|The Story of Vernon and Irene Castle|
Theatrical release poster
|Directed by||H. C. Potter|
|Produced by||George Haight|
|Screenplay by||Richard Sherman|
Oscar Hammerstein II
|Story by||Irene Castle|
Edna May Oliver
|Cinematography||Robert de Grasse|
|Edited by||William Hamilton|
|Distributed by||RKO Radio Pictures|
The Story of Vernon and Irene Castle is a 1939 American biographical musical comedy directed by H.C. Potter. The film stars Fred Astaire, Ginger Rogers, Edna May Oliver, and Walter Brennan. The film is based on the stories My Husband and My Memories of Vernon Castle, by Irene Castle. The movie was adapted by Oscar Hammerstein II, Dorothy Yost and Richard Sherman. It was Astaire and Rogers' last film together with RKO.
The film tells of novice American dancer Irene Foote (Ginger Rogers) who convinces New York-based British vaudeville comic Vernon Castle (Fred Astaire) to give up slapstick comedy in favor of sophisticated ballroom dancing.

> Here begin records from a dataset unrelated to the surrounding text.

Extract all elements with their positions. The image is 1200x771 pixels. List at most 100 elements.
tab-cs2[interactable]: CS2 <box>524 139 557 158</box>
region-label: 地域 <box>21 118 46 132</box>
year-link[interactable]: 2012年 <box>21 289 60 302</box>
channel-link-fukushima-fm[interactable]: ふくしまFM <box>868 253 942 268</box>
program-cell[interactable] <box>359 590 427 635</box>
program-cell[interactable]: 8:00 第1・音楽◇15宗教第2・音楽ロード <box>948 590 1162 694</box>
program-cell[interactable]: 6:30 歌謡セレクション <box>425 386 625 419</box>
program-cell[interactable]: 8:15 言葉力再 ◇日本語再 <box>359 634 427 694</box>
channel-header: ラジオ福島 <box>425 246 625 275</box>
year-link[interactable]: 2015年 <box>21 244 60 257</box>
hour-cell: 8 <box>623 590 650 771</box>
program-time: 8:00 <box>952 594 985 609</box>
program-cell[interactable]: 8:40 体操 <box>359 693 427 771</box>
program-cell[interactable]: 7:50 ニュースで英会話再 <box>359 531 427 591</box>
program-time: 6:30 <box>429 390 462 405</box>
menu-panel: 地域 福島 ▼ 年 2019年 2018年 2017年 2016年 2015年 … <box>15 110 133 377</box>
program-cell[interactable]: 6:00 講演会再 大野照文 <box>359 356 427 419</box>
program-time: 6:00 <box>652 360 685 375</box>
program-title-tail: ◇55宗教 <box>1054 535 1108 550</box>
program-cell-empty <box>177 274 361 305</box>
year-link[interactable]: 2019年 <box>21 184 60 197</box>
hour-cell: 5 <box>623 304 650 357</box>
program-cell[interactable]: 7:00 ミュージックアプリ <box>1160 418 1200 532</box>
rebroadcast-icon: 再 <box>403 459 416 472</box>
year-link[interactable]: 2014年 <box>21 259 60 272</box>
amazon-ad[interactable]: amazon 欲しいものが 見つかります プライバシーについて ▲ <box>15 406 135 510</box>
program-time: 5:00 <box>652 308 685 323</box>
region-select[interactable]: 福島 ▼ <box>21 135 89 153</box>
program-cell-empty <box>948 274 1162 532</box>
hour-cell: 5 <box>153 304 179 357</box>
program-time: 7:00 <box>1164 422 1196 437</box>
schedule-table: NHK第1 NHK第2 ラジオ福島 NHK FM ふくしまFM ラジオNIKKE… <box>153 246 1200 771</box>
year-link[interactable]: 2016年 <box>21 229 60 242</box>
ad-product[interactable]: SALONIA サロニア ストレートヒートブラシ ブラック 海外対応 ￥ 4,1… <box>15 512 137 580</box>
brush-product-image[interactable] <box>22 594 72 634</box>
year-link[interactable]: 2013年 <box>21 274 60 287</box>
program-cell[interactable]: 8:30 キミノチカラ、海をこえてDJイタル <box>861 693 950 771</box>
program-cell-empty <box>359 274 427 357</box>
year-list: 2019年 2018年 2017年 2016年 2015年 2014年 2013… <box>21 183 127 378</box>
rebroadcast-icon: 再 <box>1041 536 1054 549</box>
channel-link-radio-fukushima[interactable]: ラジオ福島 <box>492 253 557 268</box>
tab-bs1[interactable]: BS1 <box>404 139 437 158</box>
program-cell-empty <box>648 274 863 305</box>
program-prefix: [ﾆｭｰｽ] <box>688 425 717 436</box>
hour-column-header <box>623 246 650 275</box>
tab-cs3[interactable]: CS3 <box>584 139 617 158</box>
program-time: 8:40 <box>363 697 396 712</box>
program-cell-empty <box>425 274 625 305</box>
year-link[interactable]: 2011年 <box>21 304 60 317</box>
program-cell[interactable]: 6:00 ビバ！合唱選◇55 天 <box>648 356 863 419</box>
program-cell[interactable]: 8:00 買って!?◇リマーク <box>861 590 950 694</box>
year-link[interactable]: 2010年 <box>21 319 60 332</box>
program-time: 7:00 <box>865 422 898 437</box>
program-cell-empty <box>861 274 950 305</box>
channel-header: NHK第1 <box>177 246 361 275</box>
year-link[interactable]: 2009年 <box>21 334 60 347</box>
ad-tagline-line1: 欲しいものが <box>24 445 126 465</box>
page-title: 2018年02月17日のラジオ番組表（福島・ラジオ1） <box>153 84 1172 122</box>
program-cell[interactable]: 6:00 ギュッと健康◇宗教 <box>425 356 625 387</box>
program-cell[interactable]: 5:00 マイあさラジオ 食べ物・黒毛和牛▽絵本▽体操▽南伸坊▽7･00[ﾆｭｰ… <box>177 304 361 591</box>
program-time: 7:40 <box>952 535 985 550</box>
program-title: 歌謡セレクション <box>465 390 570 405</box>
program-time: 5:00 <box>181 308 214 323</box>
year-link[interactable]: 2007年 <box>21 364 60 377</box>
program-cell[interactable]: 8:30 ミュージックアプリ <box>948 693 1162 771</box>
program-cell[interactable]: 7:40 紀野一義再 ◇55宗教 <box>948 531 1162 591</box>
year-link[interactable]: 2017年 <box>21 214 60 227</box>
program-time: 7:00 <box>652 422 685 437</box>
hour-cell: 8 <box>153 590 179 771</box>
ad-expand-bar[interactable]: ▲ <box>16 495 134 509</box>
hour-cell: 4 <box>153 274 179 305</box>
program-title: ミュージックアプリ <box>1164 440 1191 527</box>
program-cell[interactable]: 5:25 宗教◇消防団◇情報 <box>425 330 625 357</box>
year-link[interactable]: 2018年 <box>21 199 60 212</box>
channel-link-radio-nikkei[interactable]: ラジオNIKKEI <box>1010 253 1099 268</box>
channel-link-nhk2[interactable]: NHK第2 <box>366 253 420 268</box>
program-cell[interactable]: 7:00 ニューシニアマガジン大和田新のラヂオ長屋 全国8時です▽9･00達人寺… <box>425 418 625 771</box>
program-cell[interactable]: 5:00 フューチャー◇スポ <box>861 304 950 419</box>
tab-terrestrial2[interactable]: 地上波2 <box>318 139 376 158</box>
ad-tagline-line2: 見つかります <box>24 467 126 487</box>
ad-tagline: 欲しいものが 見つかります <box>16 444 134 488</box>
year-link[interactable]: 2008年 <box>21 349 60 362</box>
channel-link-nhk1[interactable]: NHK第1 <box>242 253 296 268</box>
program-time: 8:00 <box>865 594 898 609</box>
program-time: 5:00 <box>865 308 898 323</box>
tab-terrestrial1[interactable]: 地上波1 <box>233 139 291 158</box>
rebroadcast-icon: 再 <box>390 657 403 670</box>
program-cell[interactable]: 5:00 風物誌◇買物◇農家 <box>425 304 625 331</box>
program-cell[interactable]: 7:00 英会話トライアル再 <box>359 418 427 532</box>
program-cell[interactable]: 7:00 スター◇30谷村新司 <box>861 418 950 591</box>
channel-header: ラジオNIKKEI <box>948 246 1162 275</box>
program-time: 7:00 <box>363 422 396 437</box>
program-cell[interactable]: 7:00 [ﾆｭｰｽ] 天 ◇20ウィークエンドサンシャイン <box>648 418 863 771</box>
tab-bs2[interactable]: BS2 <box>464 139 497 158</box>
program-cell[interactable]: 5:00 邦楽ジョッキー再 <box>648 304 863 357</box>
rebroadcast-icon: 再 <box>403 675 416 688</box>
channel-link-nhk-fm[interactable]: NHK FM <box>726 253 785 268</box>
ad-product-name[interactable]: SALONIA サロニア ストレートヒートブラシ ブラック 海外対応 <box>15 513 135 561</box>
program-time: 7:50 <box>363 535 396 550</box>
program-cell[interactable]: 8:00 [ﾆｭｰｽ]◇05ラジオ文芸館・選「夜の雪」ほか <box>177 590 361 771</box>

Their big break comes when they are stranded in Paris, along with their friend Walter Ashe (Walter Brennan), with no money. They catch the eye of influential agent Maggie Sutton (Edna May Oliver), who arranges a tryout for them at the prestigious Café de Paris, where they become an overnight sensation. After taking Europe by storm, the Castles return to the United States and become just as big a sensation. Their fame and fortune rises to unprecedented heights in the immediate pre-World War I years.
When World War I starts, Vernon returns to Britain and joins the Royal Flying Corps, while Irene makes patriotic movie serials to aid the war effort. However, Vernon is killed in a training accident, leaving Irene to carry on alone.
Irene Castle acted as advisor to this film, and constantly disagreed with the director as to details of costuming and liberties taken. When informed that white actor Walter Brennan was to play the part of faithful servant Walter, she was dumbfounded: the real Walter was black.
The film marks several "firsts": the characters in it are more realistic than usual in an Astaire-Rogers film, there is none of the usual "screwball comedy" relief provided by such actors as Edward Everett Horton, Victor Moore, or Helen Broderick, it is the only Astaire-Rogers musical biography, the only one on which Oscar Hammerstein II worked, the only one of their musicals with a tragic ending, and the only one in which Astaire's character dies.
The film was popular in the US, making $1,120,000 and it also earned $705,000 elsewhere. However, due to high costs RKO accounts recorded the film as losing $50,000.